Why Ab minor | A major | Ab minor | F# minor ?
Is it because Phrygian has b2 interval and it makes flavour of this mode? Then why we back to F# minor as home and not to other chord? What behind this?

Answer

Correct. The b2 of Ab Phrygian builds the A major chord (the IV chord in the modal sequence). Therefore, this becomes a natural movement in Phrygian chord progressions. Similarly, F#m is the chord built on the 7th degree of Ab Phrygian so it too is a natural chord to use. We most likely wouldn't end on this chord if we wanted to highlight Phrygian as the focus of this progression.

However, just to complicate things, not every chord within the Phrygian diatonic key will sound natural. Phrygian is an awkward one, because it doesn't sound as resolved as, say, an Ionian or Aeolian tonic in their respective progressions. As mentioned before, minor Phrygian is quite limited in its harmonic application which is why musicians tend to use Phrygian dominant instead.

The reason Abm is the tonic and not F#m is because we made Abm the tonic by centering its tonality around Ab Phrygian (assuming you would also be soloing in Ab Phrygian).
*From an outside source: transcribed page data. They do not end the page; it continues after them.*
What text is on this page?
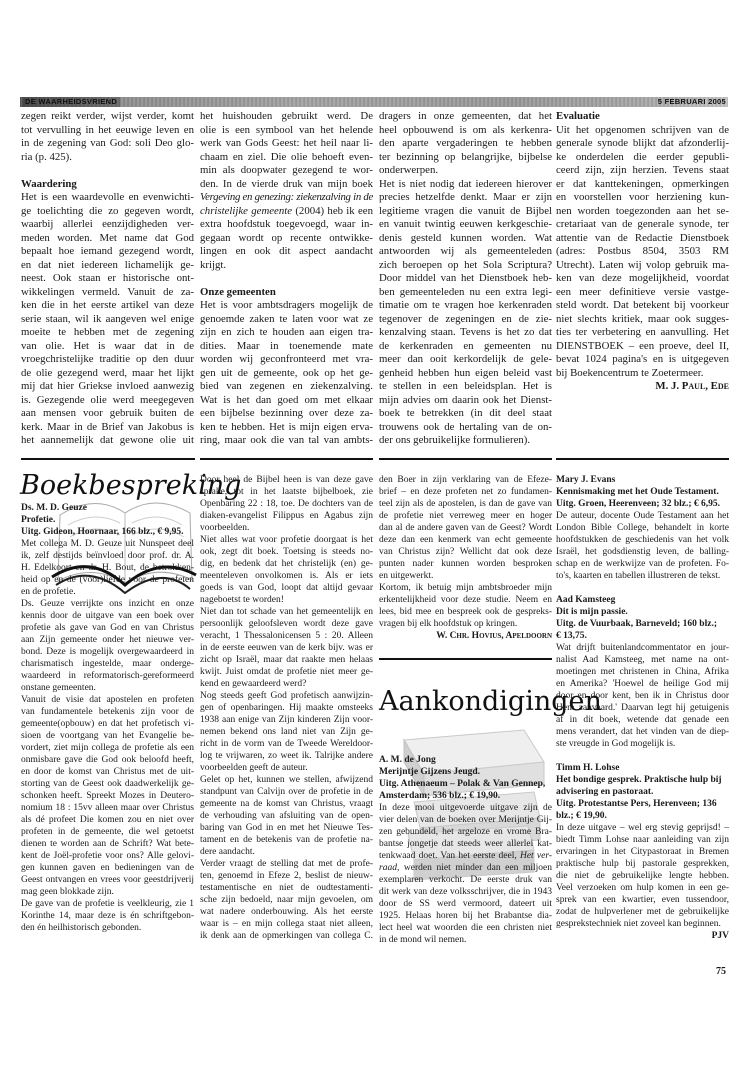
DE WAARHEIDSVRIEND	5 FEBRUARI 2005
zegen reikt verder, wijst verder, komt
tot vervulling in het eeuwige leven en
in de zegening van God: soli Deo glo-
ria (p. 425).
Waardering
Het is een waardevolle en evenwichti-
ge toelichting die zo gegeven wordt,
waarbij allerlei eenzijdigheden ver-
meden worden. Met name dat God
bepaalt hoe iemand gezegend wordt,
en dat niet iedereen lichamelijk ge-
neest. Ook staan er historische ont-
wikkelingen vermeld. Vanuit de za-
ken die in het eerste artikel van deze
serie staan, wil ik aangeven wel enige
moeite te hebben met de zegening
van olie. Het is waar dat in de
vroegchristelijke traditie op den duur
de olie gezegend werd, maar het lijkt
mij dat hier Griekse invloed aanwezig
is. Gezegende olie werd meegegeven
aan mensen voor gebruik buiten de
kerk. Maar in de Brief van Jakobus is
het aannemelijk dat gewone olie uit
het huishouden gebruikt werd. De
olie is een symbool van het helende
werk van Gods Geest: het heil naar li-
chaam en ziel. Die olie behoeft even-
min als doopwater gezegend te wor-
den. In de vierde druk van mijn boek
Vergeving en genezing: ziekenzalving in de
christelijke gemeente (2004) heb ik een
extra hoofdstuk toegevoegd, waar in-
gegaan wordt op recente ontwikke-
lingen en ook dit aspect aandacht
krijgt.
Onze gemeenten
Het is voor ambtsdragers mogelijk de
genoemde zaken te laten voor wat ze
zijn en zich te houden aan eigen tra-
dities. Maar in toenemende mate
worden wij geconfronteerd met vra-
gen uit de gemeente, ook op het ge-
bied van zegenen en ziekenzalving.
Wat is het dan goed om met elkaar
een bijbelse bezinning over deze za-
ken te hebben. Het is mijn eigen erva-
ring, maar ook die van tal van ambts-
dragers in onze gemeenten, dat het
heel opbouwend is om als kerkenra-
den aparte vergaderingen te hebben
ter bezinning op belangrijke, bijbelse
onderwerpen.
Het is niet nodig dat iedereen hierover
precies hetzelfde denkt. Maar er zijn
legitieme vragen die vanuit de Bijbel
en vanuit twintig eeuwen kerkgeschie-
denis gesteld kunnen worden. Wat
antwoorden wij als gemeenteleden
zich beroepen op het Sola Scriptura?
Door middel van het Dienstboek heb-
ben gemeenteleden nu een extra legi-
timatie om te vragen hoe kerkenraden
tegenover de zegeningen en de zie-
kenzalving staan. Tevens is het zo dat
de kerkenraden en gemeenten nu
meer dan ooit kerkordelijk de gele-
genheid hebben hun eigen beleid vast
te stellen in een beleidsplan. Het is
mijn advies om daarin ook het Dienst-
boek te betrekken (in dit deel staat
trouwens ook de hertaling van de on-
der ons gebruikelijke formulieren).
Evaluatie
Uit het opgenomen schrijven van de
generale synode blijkt dat afzonderlij-
ke onderdelen die eerder gepubli-
ceerd zijn, zijn herzien. Tevens staat
er dat kanttekeningen, opmerkingen
en voorstellen voor herziening kun-
nen worden toegezonden aan het se-
cretariaat van de generale synode, ter
attentie van de Redactie Dienstboek
(adres: Postbus 8504, 3503 RM
Utrecht). Laten wij volop gebruik ma-
ken van deze mogelijkheid, voordat
een meer definitieve versie vastge-
steld wordt. Dat betekent bij voorkeur
niet slechts kritiek, maar ook sugges-
ties ter verbetering en aanvulling. Het
DIENSTBOEK – een proeve, deel II,
bevat 1024 pagina's en is uitgegeven
bij Boekencentrum te Zoetermeer.
M. J. Paul, Ede
Boekbespreking
Aankondigingen
Ds. M. D. Geuze
Profetie.
Uitg. Gideon, Hoornaar, 166 blz., € 9,95.
Met collega M. D. Geuze uit Nunspeet deel
ik, zelf destijds beïnvloed door prof. dr. A.
H. Edelkoort en dr. H. Bout, de betrokken-
heid op en de (voor)liefde voor de profeten
en de profetie.
Ds. Geuze verrijkte ons inzicht en onze
kennis door de uitgave van een boek over
profetie als gave van God en van Christus
aan Zijn gemeente onder het nieuwe ver-
bond. Deze is mogelijk overgewaardeerd in
charismatisch ingestelde, maar onderge-
waardeerd in reformatorisch-gereformeerd
onstane gemeenten.
Vanuit de visie dat apostelen en profeten
van fundamentele betekenis zijn voor de
gemeente(opbouw) en dat het profetisch vi-
sioen de voortgang van het Evangelie be-
vordert, ziet mijn collega de profetie als een
onmisbare gave die God ook beloofd heeft,
en door de komst van Christus met de uit-
storting van de Geest ook daadwerkelijk ge-
schonken heeft. Spreekt Mozes in Deutero-
nomium 18 : 15vv alleen maar over Christus
als dé profeet Die komen zou en niet over
profeten in de gemeente, die wel getoetst
dienen te worden aan de Schrift? Wat bete-
kent de Joël-profetie voor ons? Alle gelovi-
gen kunnen gaven en bedieningen van de
Geest ontvangen en vrees voor geestdrijverij
mag geen blokkade zijn.
De gave van de profetie is veelkleurig, zie 1
Korinthe 14, maar deze is én schriftgebon-
den én heilhistorisch gebonden.
Door heel de Bijbel heen is van deze gave
sprake, tot in het laatste bijbelboek, zie
Openbaring 22 : 18, toe. De dochters van de
diaken-evangelist Filippus en Agabus zijn
voorbeelden.
Niet alles wat voor profetie doorgaat is het
ook, zegt dit boek. Toetsing is steeds no-
dig, en bedenk dat het christelijk (en) ge-
meenteleven onvolkomen is. Als er iets
goeds is van God, loopt dat altijd gevaar
nageboetst te worden!
Niet dan tot schade van het gemeentelijk en
persoonlijk geloofsleven wordt deze gave
veracht, 1 Thessalonicensen 5 : 20. Alleen
in de eerste eeuwen van de kerk bijv. was er
zicht op Israël, maar dat raakte men helaas
kwijt. Juist omdat de profetie niet meer ge-
kend en gewaardeerd werd?
Nog steeds geeft God profetisch aanwijzin-
gen of openbaringen. Hij maakte omsteeks
1938 aan enige van Zijn kinderen Zijn voor-
nemen bekend ons land niet van Zijn ge-
richt in de vorm van de Tweede Wereldoor-
log te vrijwaren, zo weet ik. Talrijke andere
voorbeelden geeft de auteur.
Gelet op het, kunnen we stellen, afwijzend
standpunt van Calvijn over de profetie in de
gemeente na de komst van Christus, vraagt
de verhouding van afsluiting van de open-
baring van God in en met het Nieuwe Tes-
tament en de betekenis van de profetie na-
dere aandacht.
Verder vraagt de stelling dat met de profe-
ten, genoemd in Efeze 2, beslist de nieuw-
testamentische en niet de oudtestamenti-
sche zijn bedoeld, naar mijn gevoelen, om
wat nadere onderbouwing. Als het eerste
waar is – en mijn collega staat niet alleen,
ik denk aan de opmerkingen van collega C.
den Boer in zijn verklaring van de Efeze-
brief – en deze profeten net zo fundamen-
teel zijn als de apostelen, is dan de gave van
de profetie niet verreweg meer en hoger
dan al de andere gaven van de Geest? Wordt
deze dan een kenmerk van echt gemeente
van Christus zijn? Wellicht dat ook deze
punten nader kunnen worden besproken
en uitgewerkt.
Kortom, ik betuig mijn ambtsbroeder mijn
erkentelijkheid voor deze studie. Neem en
lees, bid mee en bespreek ook de gespreks-
vragen bij elk hoofdstuk op kringen.
W. Chr. Hovius, Apeldoorn
A. M. de Jong
Merijntje Gijzens Jeugd.
Uitg. Athenaeum – Polak & Van Gennep,
Amsterdam; 536 blz.; € 19,90.
In deze mooi uitgevoerde uitgave zijn de
vier delen van de boeken over Merijntje Gij-
zen gebundeld, het argeloze en vrome Bra-
bantse jongetje dat steeds weer allerlei kat-
tenkwaad doet. Van het eerste deel, Het ver-
raad, werden niet minder dan een miljoen
exemplaren verkocht. De eerste druk van
dit werk van deze volksschrijver, die in 1943
door de SS werd vermoord, dateert uit
1925. Helaas horen bij het Brabantse dia-
lect heel wat woorden die een christen niet
in de mond wil nemen.
Mary J. Evans
Kennismaking met het Oude Testament.
Uitg. Groen, Heerenveen; 32 blz.; € 6,95.
De auteur, docente Oude Testament aan het
London Bible College, behandelt in korte
hoofdstukken de geschiedenis van het volk
Israël, het godsdienstig leven, de balling-
schap en de werkwijze van de profeten. Fo-
to's, kaarten en tabellen illustreren de tekst.
Aad Kamsteeg
Dit is mijn passie.
Uitg. de Vuurbaak, Barneveld; 160 blz.;
€ 13,75.
Wat drijft buitenlandcommentator en jour-
nalist Aad Kamsteeg, met name na ont-
moetingen met christenen in China, Afrika
en Amerika? 'Hoewel de heilige God mij
door en door kent, ben ik in Christus door
Hem aanvaard.' Daarvan legt hij getuigenis
af in dit boek, wetende dat genade een
mens verandert, dat het vinden van de diep-
ste vreugde in God mogelijk is.
Timm H. Lohse
Het bondige gesprek. Praktische hulp bij
advisering en pastoraat.
Uitg. Protestantse Pers, Herenveen; 136
blz.; € 19,90.
In deze uitgave – wel erg stevig geprijsd! –
biedt Timm Lohse naar aanleiding van zijn
ervaringen in het Citypastoraat in Bremen
praktische hulp bij pastorale gesprekken,
die niet de gebruikelijke lengte hebben.
Veel verzoeken om hulp komen in een ge-
sprek van een kwartier, even tussendoor,
zodat de hulpverlener met de gebruikelijke
gesprekstechniek niet zoveel kan beginnen.
PJV
75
It's all down to how your ear picks up the reinforcement of a particular tonic chord. In this example, moving between Abm and other chords, plus starting and ending on Abm, plus playing Ab phrygian lead, all collectively reinforces it as the tonic chord.


Answer
by: Danyl

Thank you Mike. Very comprehensive answer. Now it's clear.

Solo over Phygrian
by: Patrick

Question can I apply E maj scale to this progression starting and finishing on A flat,I am new to this,cheers.

Correct - E major will work...
by: Mike

E major will work because of its relative position to Ab minor, the iii chord (and therefore phrygian tonic).

E major is essentially the parent scale of the chords in my example.

So you could see Ab minor as the iii chord of E major (or the E major "chord scale").